Shot power 95, shot accuracy 85, balance 91, dan header 94. Itulah kemampuan unggulan Michael Ballack yang dapat kalian temui di gim Pro Evolution Soccer maupun Winning Eleven di masa kejayaan pemain setinggi 188 sentimeter ini. Dari nilai kemampuan individu tersebut, bisa disimpulkan bahwa Ballack adalah pemain dengan tendangan galak.
Ketika Ballack menguasai bola, satu sentuhan halus pada tombol kotak akan membuat bola melesat kencang bagaikan peluru-peluru yang beterbangan di film Kingsman. Hebatnya lagi, meskipun memiliki tendangan geledek yang dapat membuat Bung Valen berteriak jebret tiada henti, akurasi tendangan Ballack terhitung sangat baik, tidak seperti Djibril Cissé.
Spesialis runner-up
Lahir di Görlitz, Jerman Timur, tepat pada hari ini 41 tahun yang lalu, Ballack merupakan anak tunggal dari seorang ayah yang dulunya seorang pesepak bola amatir dan kini menjadi insiyur, sedangkan ibunya bekerja sebagai sekretaris. Kepindahannya ke kota Chemnitz-lah yang membuat Ballack berkenalan dengan si kulit bundar sejak usia tujuh tahun.

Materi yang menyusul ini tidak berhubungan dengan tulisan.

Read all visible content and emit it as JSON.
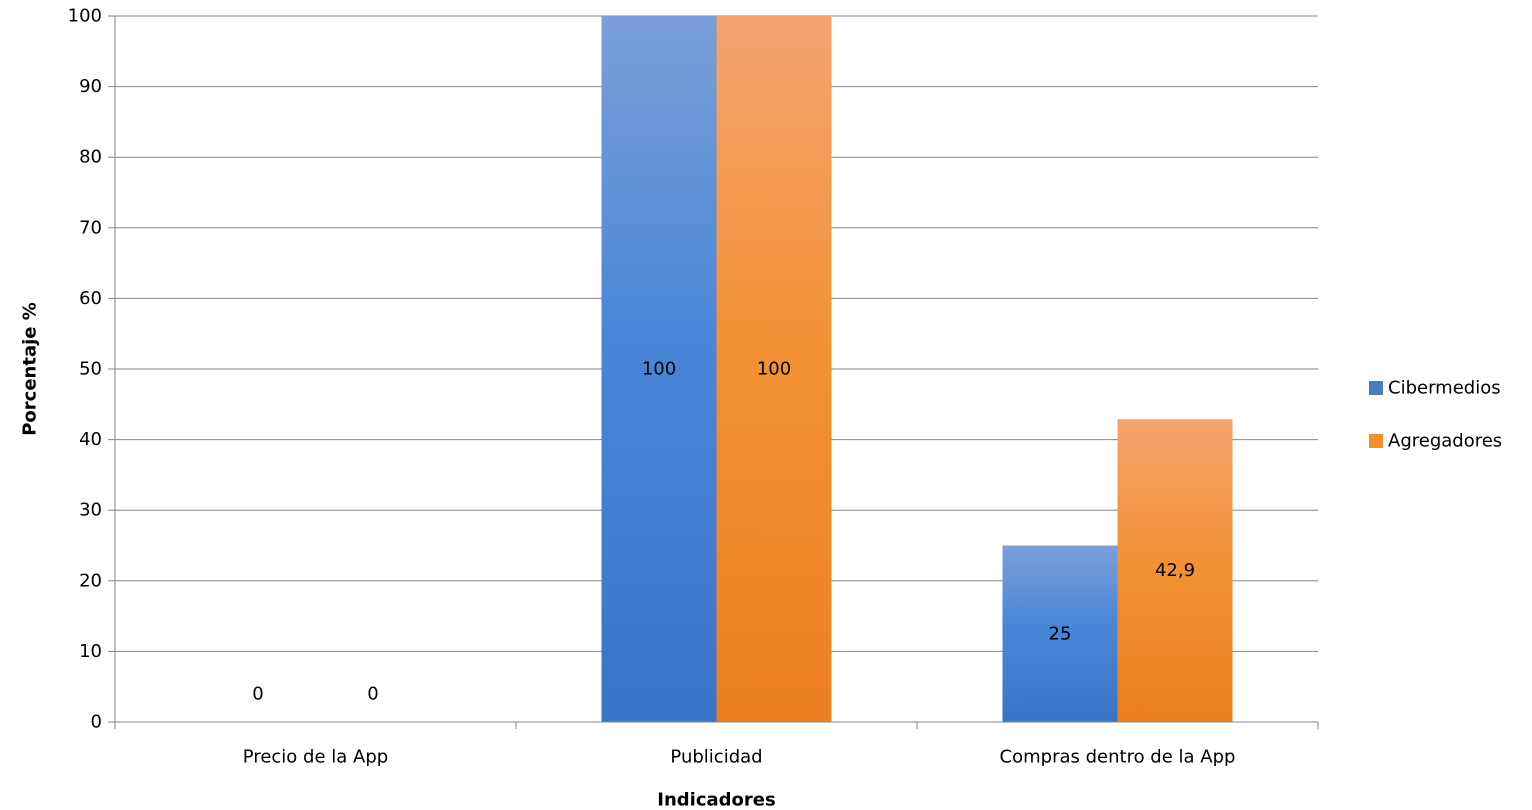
{
  "chart_data": {
    "type": "bar",
    "categories": [
      "Precio de la App",
      "Publicidad",
      "Compras dentro de la App"
    ],
    "series": [
      {
        "name": "Cibermedios",
        "values": [
          0,
          100,
          25
        ],
        "labels": [
          "0",
          "100",
          "25"
        ],
        "color": "#4a7ebb"
      },
      {
        "name": "Agregadores",
        "values": [
          0,
          100,
          42.9
        ],
        "labels": [
          "0",
          "100",
          "42,9"
        ],
        "color": "#f28e2b"
      }
    ],
    "xlabel": "Indicadores",
    "ylabel": "Porcentaje %",
    "ylim": [
      0,
      100
    ],
    "yticks": [
      0,
      10,
      20,
      30,
      40,
      50,
      60,
      70,
      80,
      90,
      100
    ],
    "grid": true,
    "legend_position": "right"
  }
}
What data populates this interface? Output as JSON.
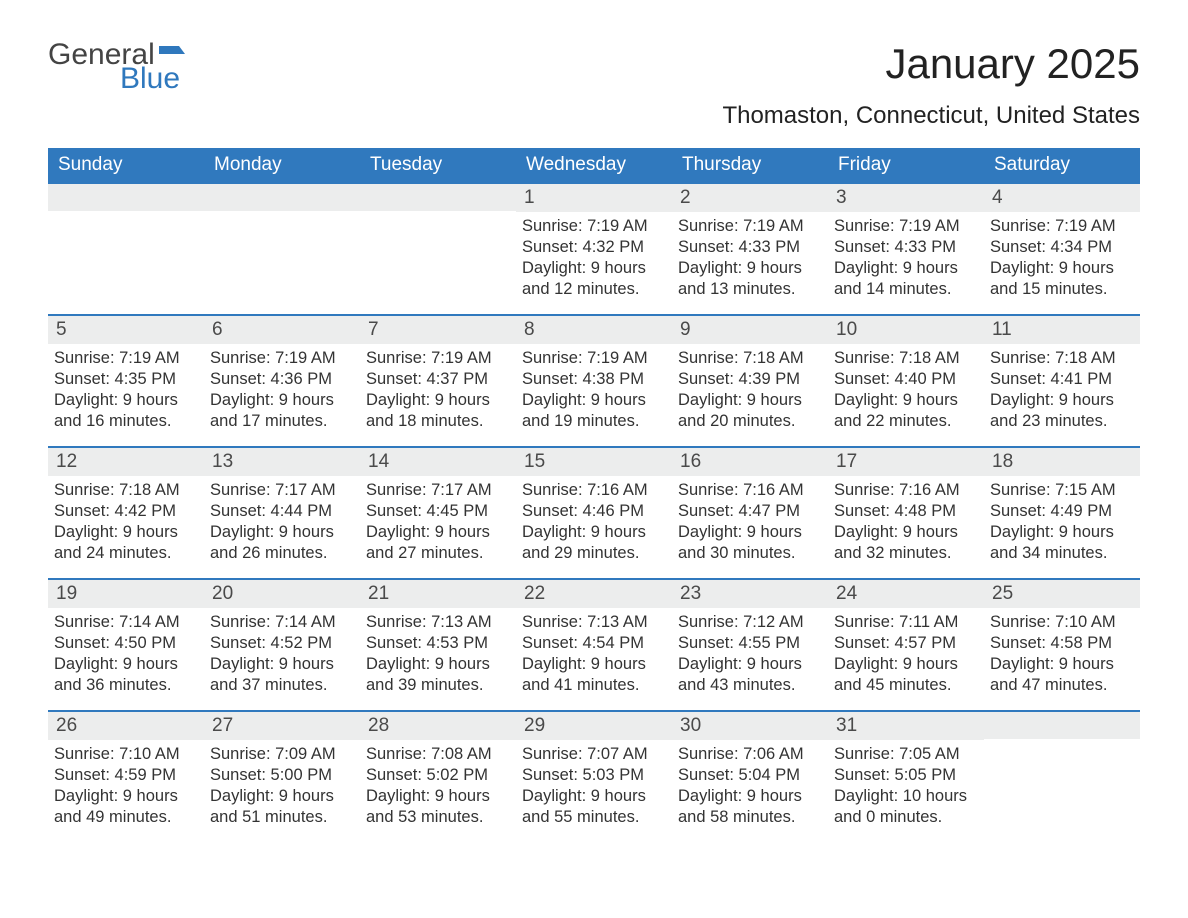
{
  "brand": {
    "word1": "General",
    "word2": "Blue",
    "flag_color": "#2f78bd"
  },
  "title": "January 2025",
  "location": "Thomaston, Connecticut, United States",
  "colors": {
    "header_bg": "#3079be",
    "header_text": "#ffffff",
    "daynum_bg": "#eceded",
    "rule": "#3079be",
    "body_text": "#333333"
  },
  "day_names": [
    "Sunday",
    "Monday",
    "Tuesday",
    "Wednesday",
    "Thursday",
    "Friday",
    "Saturday"
  ],
  "weeks": [
    [
      {
        "n": "",
        "sunrise": "",
        "sunset": "",
        "daylight": ""
      },
      {
        "n": "",
        "sunrise": "",
        "sunset": "",
        "daylight": ""
      },
      {
        "n": "",
        "sunrise": "",
        "sunset": "",
        "daylight": ""
      },
      {
        "n": "1",
        "sunrise": "Sunrise: 7:19 AM",
        "sunset": "Sunset: 4:32 PM",
        "daylight": "Daylight: 9 hours and 12 minutes."
      },
      {
        "n": "2",
        "sunrise": "Sunrise: 7:19 AM",
        "sunset": "Sunset: 4:33 PM",
        "daylight": "Daylight: 9 hours and 13 minutes."
      },
      {
        "n": "3",
        "sunrise": "Sunrise: 7:19 AM",
        "sunset": "Sunset: 4:33 PM",
        "daylight": "Daylight: 9 hours and 14 minutes."
      },
      {
        "n": "4",
        "sunrise": "Sunrise: 7:19 AM",
        "sunset": "Sunset: 4:34 PM",
        "daylight": "Daylight: 9 hours and 15 minutes."
      }
    ],
    [
      {
        "n": "5",
        "sunrise": "Sunrise: 7:19 AM",
        "sunset": "Sunset: 4:35 PM",
        "daylight": "Daylight: 9 hours and 16 minutes."
      },
      {
        "n": "6",
        "sunrise": "Sunrise: 7:19 AM",
        "sunset": "Sunset: 4:36 PM",
        "daylight": "Daylight: 9 hours and 17 minutes."
      },
      {
        "n": "7",
        "sunrise": "Sunrise: 7:19 AM",
        "sunset": "Sunset: 4:37 PM",
        "daylight": "Daylight: 9 hours and 18 minutes."
      },
      {
        "n": "8",
        "sunrise": "Sunrise: 7:19 AM",
        "sunset": "Sunset: 4:38 PM",
        "daylight": "Daylight: 9 hours and 19 minutes."
      },
      {
        "n": "9",
        "sunrise": "Sunrise: 7:18 AM",
        "sunset": "Sunset: 4:39 PM",
        "daylight": "Daylight: 9 hours and 20 minutes."
      },
      {
        "n": "10",
        "sunrise": "Sunrise: 7:18 AM",
        "sunset": "Sunset: 4:40 PM",
        "daylight": "Daylight: 9 hours and 22 minutes."
      },
      {
        "n": "11",
        "sunrise": "Sunrise: 7:18 AM",
        "sunset": "Sunset: 4:41 PM",
        "daylight": "Daylight: 9 hours and 23 minutes."
      }
    ],
    [
      {
        "n": "12",
        "sunrise": "Sunrise: 7:18 AM",
        "sunset": "Sunset: 4:42 PM",
        "daylight": "Daylight: 9 hours and 24 minutes."
      },
      {
        "n": "13",
        "sunrise": "Sunrise: 7:17 AM",
        "sunset": "Sunset: 4:44 PM",
        "daylight": "Daylight: 9 hours and 26 minutes."
      },
      {
        "n": "14",
        "sunrise": "Sunrise: 7:17 AM",
        "sunset": "Sunset: 4:45 PM",
        "daylight": "Daylight: 9 hours and 27 minutes."
      },
      {
        "n": "15",
        "sunrise": "Sunrise: 7:16 AM",
        "sunset": "Sunset: 4:46 PM",
        "daylight": "Daylight: 9 hours and 29 minutes."
      },
      {
        "n": "16",
        "sunrise": "Sunrise: 7:16 AM",
        "sunset": "Sunset: 4:47 PM",
        "daylight": "Daylight: 9 hours and 30 minutes."
      },
      {
        "n": "17",
        "sunrise": "Sunrise: 7:16 AM",
        "sunset": "Sunset: 4:48 PM",
        "daylight": "Daylight: 9 hours and 32 minutes."
      },
      {
        "n": "18",
        "sunrise": "Sunrise: 7:15 AM",
        "sunset": "Sunset: 4:49 PM",
        "daylight": "Daylight: 9 hours and 34 minutes."
      }
    ],
    [
      {
        "n": "19",
        "sunrise": "Sunrise: 7:14 AM",
        "sunset": "Sunset: 4:50 PM",
        "daylight": "Daylight: 9 hours and 36 minutes."
      },
      {
        "n": "20",
        "sunrise": "Sunrise: 7:14 AM",
        "sunset": "Sunset: 4:52 PM",
        "daylight": "Daylight: 9 hours and 37 minutes."
      },
      {
        "n": "21",
        "sunrise": "Sunrise: 7:13 AM",
        "sunset": "Sunset: 4:53 PM",
        "daylight": "Daylight: 9 hours and 39 minutes."
      },
      {
        "n": "22",
        "sunrise": "Sunrise: 7:13 AM",
        "sunset": "Sunset: 4:54 PM",
        "daylight": "Daylight: 9 hours and 41 minutes."
      },
      {
        "n": "23",
        "sunrise": "Sunrise: 7:12 AM",
        "sunset": "Sunset: 4:55 PM",
        "daylight": "Daylight: 9 hours and 43 minutes."
      },
      {
        "n": "24",
        "sunrise": "Sunrise: 7:11 AM",
        "sunset": "Sunset: 4:57 PM",
        "daylight": "Daylight: 9 hours and 45 minutes."
      },
      {
        "n": "25",
        "sunrise": "Sunrise: 7:10 AM",
        "sunset": "Sunset: 4:58 PM",
        "daylight": "Daylight: 9 hours and 47 minutes."
      }
    ],
    [
      {
        "n": "26",
        "sunrise": "Sunrise: 7:10 AM",
        "sunset": "Sunset: 4:59 PM",
        "daylight": "Daylight: 9 hours and 49 minutes."
      },
      {
        "n": "27",
        "sunrise": "Sunrise: 7:09 AM",
        "sunset": "Sunset: 5:00 PM",
        "daylight": "Daylight: 9 hours and 51 minutes."
      },
      {
        "n": "28",
        "sunrise": "Sunrise: 7:08 AM",
        "sunset": "Sunset: 5:02 PM",
        "daylight": "Daylight: 9 hours and 53 minutes."
      },
      {
        "n": "29",
        "sunrise": "Sunrise: 7:07 AM",
        "sunset": "Sunset: 5:03 PM",
        "daylight": "Daylight: 9 hours and 55 minutes."
      },
      {
        "n": "30",
        "sunrise": "Sunrise: 7:06 AM",
        "sunset": "Sunset: 5:04 PM",
        "daylight": "Daylight: 9 hours and 58 minutes."
      },
      {
        "n": "31",
        "sunrise": "Sunrise: 7:05 AM",
        "sunset": "Sunset: 5:05 PM",
        "daylight": "Daylight: 10 hours and 0 minutes."
      },
      {
        "n": "",
        "sunrise": "",
        "sunset": "",
        "daylight": ""
      }
    ]
  ]
}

Semasa aktif sebagai pemain, Ballack merupakan salah satu bakat terbaik yang pernah dihasilkan Jerman. Ia bahkan mendapat julukan Little Kaiser karena gaya bermainnya yang mirip dengan Der Kaiser, Franz Beckenbauer. Total 11 titel mayor ia raih di level klub. Cukup banyak memang, tapi medali perak yang ia dapat juga tak kalah banyak dari medali emas yang terpajang di lemari trofinya.
Apesnya nasib Ballack bisa dibilang hampir sama dengan nasib timnas Indonesia. Berulang kali menjadi kandidat juara dan sukses melaju ke partai puncak, tapi di akhir pertandingan hanya mampu memandangi para pemain lawan yang berselebrasi di atas podium. Dengan kata lain, Ballack adalah spesialis runner-up.
“Kutukan” ini ia dapat sejak bermain di Bayer Leverkusen pada musim 2001/2002. Leverkusen saat itu berpeluang besar meraih treble winners, karena memuncaki klasemen sementara Bundesliga, dan menembus final Liga Champions serta DFB-Pokal.
Kesialan pertama terjadi di Bundesliga. Leverkusen yang saat itu sepertinya tinggal menunggu waktu untuk merengkuh trofi justru mengalami penurunan performa jelang akhir musim. Mereka berulang kali menyumbangkan tiga poin ke para lawannya, dan di akhir musim posisi mereka disalip oleh Borussia Dortmund yang keluar sebagai kampiun dengan selisih satu poin dari Leverkusen di posisi dua.
Ballack sendiri saat itu adalah top skor klub. Ia mencetak 17 gol di Bundesliga, hanya kalah dari Márcio Amoroso (Borussia Dortmund) dan Martin Max (TSV 1860 München) yang menjadi top skor dengan torehan 18 gol. Hebatnya lagi, Ballack merupakan salah satu dari dua gelandang di lima besar pencetak gol terbanyak, bersama Marcelinho Paraíba, gelandang serang Hertha Berlin.
Usai kegagalan menjadi jawara Bundesliga, seminggu kemudian kesialan kembali menimpa kubu Leverkusen. Berhadapan dengan Schalke di partai puncak DFB-Pokal, Ballack dan kawan-kawan harus mengakui keunggulan The Royal Blues dengan skor 4-2. Kekecewaan jelas terpancar dari raut wajah para pemain Leverkusen, tapi setidaknya masih ada satu kesempatan lagi untuk meraih trofi, yakni di final Liga Champions kontra Real Madrid.